KMS checks the key policy and the orchestrator’s IAM (does it allow kms:CreateGrant within the kms:GrantOperations constraint? yes), creates the grant, and returns GrantId and GrantToken. A CreateGrant event lands in the shared-services CloudTrail. The orchestrator ships the token with the message.

t + ~150ms, the Lambda decrypts. The handler calls kms:Decrypt with grant_tokens=[token] and matching encryption context. The key policy doesn’t name the spoke role directly, but the token references an active grant. KMS checks the constraint (request context satisfies the subset? yes), honours the token immediately, and returns the plaintext data key. A Decrypt event lands in the shared-services CloudTrail; cross-account KMS calls record in both accounts’ trails.

t + ~800ms, the handler exits. The Lambda emits a completion signal. The orchestrator calls kms:RetireGrant with the KeyId/GrantId pair. A RetireGrant event lands. Within seconds the grant is gone; any reuse of the token returns AccessDeniedException.

Three CloudTrail entries for one event. The grant existed for under a second. No policy was edited. The spoke role never gained blanket decrypt permission.

Failure modes worth naming. If the Lambda crashes before the orchestrator retires, the grant lingers until a timeout reaper calls RetireGrant. If the orchestrator is compromised, the key owner calls RevokeGrant on every outstanding grant and rotates credentials; blast radius is the in-flight grants only. If a GrantToken leaks, it’s non-secret but useless without the grantee principal. If the token is not passed on the first call, a sub-second race with propagation can return AccessDeniedException; always pass the token on the first call.

Why not just put decrypt in the key policy?

The obvious alternative: a key-policy statement naming all twelve spoke roles with kms:Decrypt. It fails every attribute.

Scope is the first problem, a policy-level Decrypt permission authorises any decrypt, any envelope, any payload; a grant with an EncryptionContextSubset constraint authorises one envelope-id at a time. Revocation is the second, removing a spoke from the key-policy model is a PutKeyPolicy change with production change management on top, while the grant model stops minting for that spoke and revokes in-flight grants with no policy edit.
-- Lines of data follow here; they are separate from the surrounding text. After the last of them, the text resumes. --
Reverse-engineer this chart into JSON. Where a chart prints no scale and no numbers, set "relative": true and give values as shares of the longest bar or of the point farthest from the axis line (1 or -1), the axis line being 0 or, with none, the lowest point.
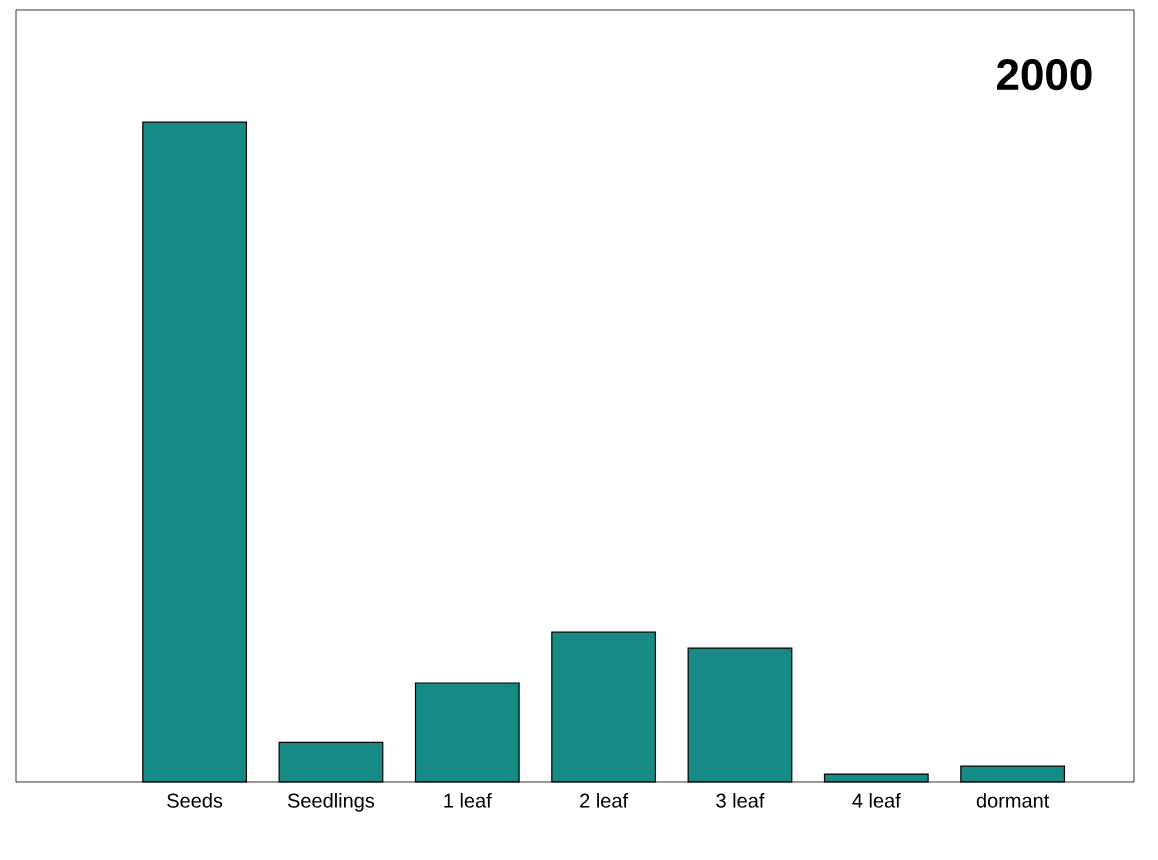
{
  "chart_data": {
    "type": "bar",
    "title": "2000",
    "relative": true,
    "categories": [
      "Seeds",
      "Seedlings",
      "1 leaf",
      "2 leaf",
      "3 leaf",
      "4 leaf",
      "dormant"
    ],
    "values": [
      1,
      0.06,
      0.15,
      0.227,
      0.203,
      0.012,
      0.024
    ],
    "color": "#168a85"
  }
}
Audit is the third, key-policy access emits one Decrypt event per call with no “permission issued” record, while the grant model emits three events per event, joinable on grant id.

The key policy still earns its keep: it authorises the orchestrator to call CreateGrant, sets the outer ceiling on what operations any grant may permit, and denies everything not explicitly allowed.

What’s worth remembering

1. The key policy is the primary gate, no principal, not even the account root, has any KMS permission unless a key-policy statement explicitly allows it.
2. The authorisation layers compose as AND: key policy, IAM, grants, VPC endpoint policy when in scope, SCPs when in scope; any single Deny wins.
3. Grants are the only instrument designed for per-execution, ephemeral permission, allow-only, one key, one grantee, explicit operations list, optional encryption-context constraints.
4. CreateGrant itself is gated by the key policy; the grants a caller may create can be constrained by kms:GrantOperations, kms:GranteePrincipal, kms:RetiringPrincipal, and kms:GrantConstraintType.
5. GrantToken is the eventual-consistency workaround, returned by CreateGrant, passed on the next cryptographic call, honoured immediately.
6. RetireGrant and RevokeGrant are both terminations with different narratives, retire is the polite end, revoke is the administrative end.
7. Every lifecycle step is a CloudTrail event joinable by grant id; cross-account calls record in both accounts’ trails.
8. Grants cannot deny, all deny logic lives in key policies, SCPs, or endpoint policies.
9. kms:ViaService binds a permission to a service endpoint; kms:CallerAccount narrows by the initiating account.
10. Grants on AWS-managed aws/* keys cannot be created by customers, this pattern requires a customer-managed key.